Abstract

Supersaturating drug delivery systems (SDDS) hold the promise of enabling intestinal absorption for difficult-to-formulate, poorly soluble drug candidates based on a design approach that includes (1) converting the drug into a high energy or rapidly dissolving system which presents a supersaturated solution to the gastrointestinal environment and (2) dosage form components that act to stabilize the formed metastable drug solution through nucleation and/or crystal growth inhibition. The appropriate development and study of SDDS require that useful and biorelevant supersaturation and precipitation assays are available. This review summarizes different methodological aspects of currently available in vitro assays, including the generation of supersaturation (solvent shift, pH shift or formulation-induced), the quantification of supersaturation and the detection of precipitation. Also down-scaled approaches, including 96-well plate setups, are described and situated in the pharmaceutical development cycle based on their consumption of API as well as time requirements.

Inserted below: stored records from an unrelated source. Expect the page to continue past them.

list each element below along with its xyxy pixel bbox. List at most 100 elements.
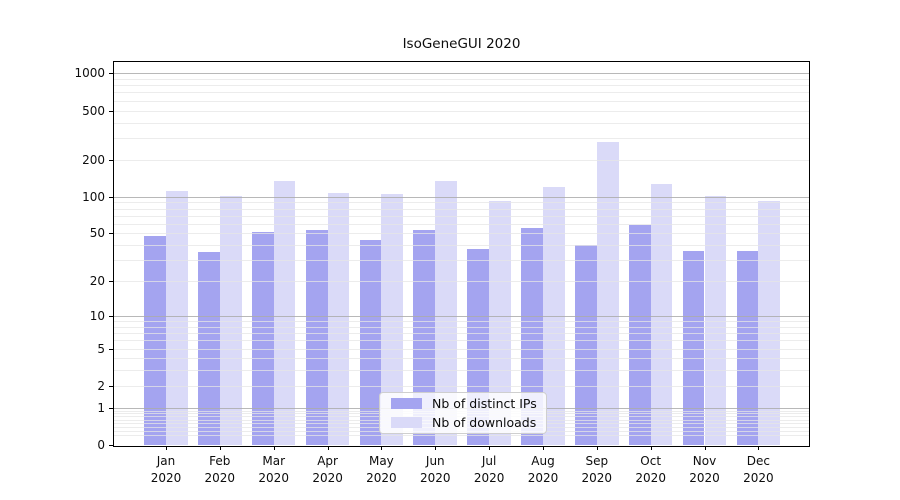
legend-label-distinct-ips: Nb of distinct IPs [432, 396, 537, 411]
bar-downloads [543, 186, 565, 445]
x-tick-mark [596, 446, 598, 450]
legend-swatch-downloads-icon [391, 417, 422, 428]
x-tick-label: Jun 2020 [420, 454, 451, 485]
y-tick-mark [109, 281, 113, 283]
x-tick-mark [704, 446, 706, 450]
bar-distinct-ips [413, 230, 436, 445]
y-tick-mark [109, 316, 113, 317]
grid-line-minor [113, 122, 810, 124]
x-tick-mark [758, 446, 760, 450]
grid-line-minor [113, 385, 810, 387]
x-tick-mark [219, 446, 221, 450]
y-tick-mark [109, 407, 113, 409]
bar-downloads [650, 183, 673, 445]
y-tick-label: 5 [97, 341, 105, 356]
y-tick-mark [109, 110, 113, 112]
legend-item-downloads: Nb of downloads [380, 413, 546, 432]
grid-line-minor [113, 358, 810, 360]
grid-line-minor [113, 233, 810, 235]
bar-downloads [219, 196, 242, 445]
bar-distinct-ips [521, 228, 543, 445]
legend: Nb of distinct IPs Nb of downloads [379, 392, 547, 434]
grid-line-minor [113, 281, 810, 283]
bar-distinct-ips [198, 252, 220, 445]
grid-line-minor [113, 110, 810, 112]
y-tick-label: 100 [82, 189, 105, 204]
bar-distinct-ips [575, 245, 597, 445]
bar-distinct-ips [359, 240, 382, 445]
y-tick-mark [109, 445, 113, 446]
grid-line-minor [113, 260, 810, 262]
grid-line-minor [113, 435, 810, 437]
grid-line-minor [113, 137, 810, 139]
bar-downloads [704, 196, 727, 445]
grid-line-minor [113, 78, 810, 80]
x-tick-mark [381, 446, 383, 450]
y-tick-mark [109, 196, 113, 198]
grid-line-minor [113, 92, 810, 94]
y-tick-label: 200 [82, 152, 105, 167]
y-tick-label: 50 [89, 226, 105, 241]
grid-line-minor [113, 370, 810, 372]
x-tick-label: Oct 2020 [635, 454, 666, 485]
bar-downloads [166, 190, 188, 445]
grid-line-minor [113, 333, 810, 335]
bar-distinct-ips [305, 230, 328, 445]
bar-distinct-ips [682, 250, 705, 445]
x-tick-label: Feb 2020 [204, 454, 236, 485]
x-tick-label: Sep 2020 [581, 454, 613, 485]
legend-item-distinct-ips: Nb of distinct IPs [380, 394, 546, 413]
x-tick-mark [166, 446, 167, 450]
grid-line-major [113, 73, 810, 75]
bar-downloads [381, 193, 404, 445]
bar-downloads [435, 180, 458, 445]
grid-line-minor [113, 100, 810, 102]
chart-title: IsoGeneGUI 2020 [402, 36, 521, 52]
grid-line-minor [113, 85, 810, 87]
grid-line-minor [113, 159, 810, 161]
y-tick-mark [109, 385, 113, 387]
grid-line-minor [113, 202, 810, 204]
bar-distinct-ips [736, 250, 759, 445]
y-tick-label: 20 [89, 274, 105, 289]
y-tick-label: 2 [97, 378, 105, 393]
x-tick-label: Nov 2020 [689, 454, 720, 485]
x-tick-mark [435, 446, 437, 450]
grid-line-minor [113, 340, 810, 342]
grid-line-minor [113, 348, 810, 350]
x-tick-mark [327, 446, 329, 450]
legend-label-downloads: Nb of downloads [432, 415, 537, 430]
bar-downloads [489, 200, 511, 445]
y-tick-mark [109, 348, 113, 350]
grid-line-minor [113, 326, 810, 328]
x-tick-label: Jul 2020 [473, 454, 505, 485]
bar-distinct-ips [628, 224, 651, 445]
bar-downloads [327, 193, 350, 445]
y-tick-mark [109, 159, 113, 161]
x-tick-label: Mar 2020 [258, 454, 289, 485]
grid-line-minor [113, 223, 810, 225]
x-tick-mark [273, 446, 275, 450]
x-tick-mark [650, 446, 652, 450]
grid-line-minor [113, 321, 810, 323]
grid-line-minor [113, 245, 810, 247]
bar-downloads [273, 180, 296, 445]
grid-line-major [113, 196, 810, 198]
x-tick-mark [543, 446, 544, 450]
x-tick-label: Jan 2020 [150, 454, 182, 485]
grid-line-minor [113, 215, 810, 217]
y-tick-mark [109, 73, 113, 75]
y-tick-mark [109, 233, 113, 235]
y-tick-label: 500 [82, 103, 105, 118]
grid-line-minor [113, 208, 810, 210]
x-tick-label: Aug 2020 [527, 454, 559, 485]
bar-downloads [758, 201, 781, 445]
x-tick-label: Dec 2020 [743, 454, 774, 485]
y-tick-label: 0 [97, 438, 105, 452]
x-tick-label: Apr 2020 [312, 454, 343, 485]
x-tick-mark [489, 446, 491, 450]
y-tick-label: 1000 [74, 66, 105, 81]
bar-distinct-ips [251, 232, 274, 445]
y-tick-label: 1 [97, 400, 105, 415]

Subsequently, the ability to extrapolate in vitro supersaturation assessment to the in vivo situation is discussed as are direct and indirect clinical tools that can shed light on SDDS. By emphasizing multiple variables that affect the predictive power of in vitro assays (e.g. the nature of the test media, hydrodynamics, temperature and sink versus non-sink conditions), this review finally highlights the need for further harmonization and biorelevance improvement of currently available in vitro procedures for supersaturation and precipitation evaluation.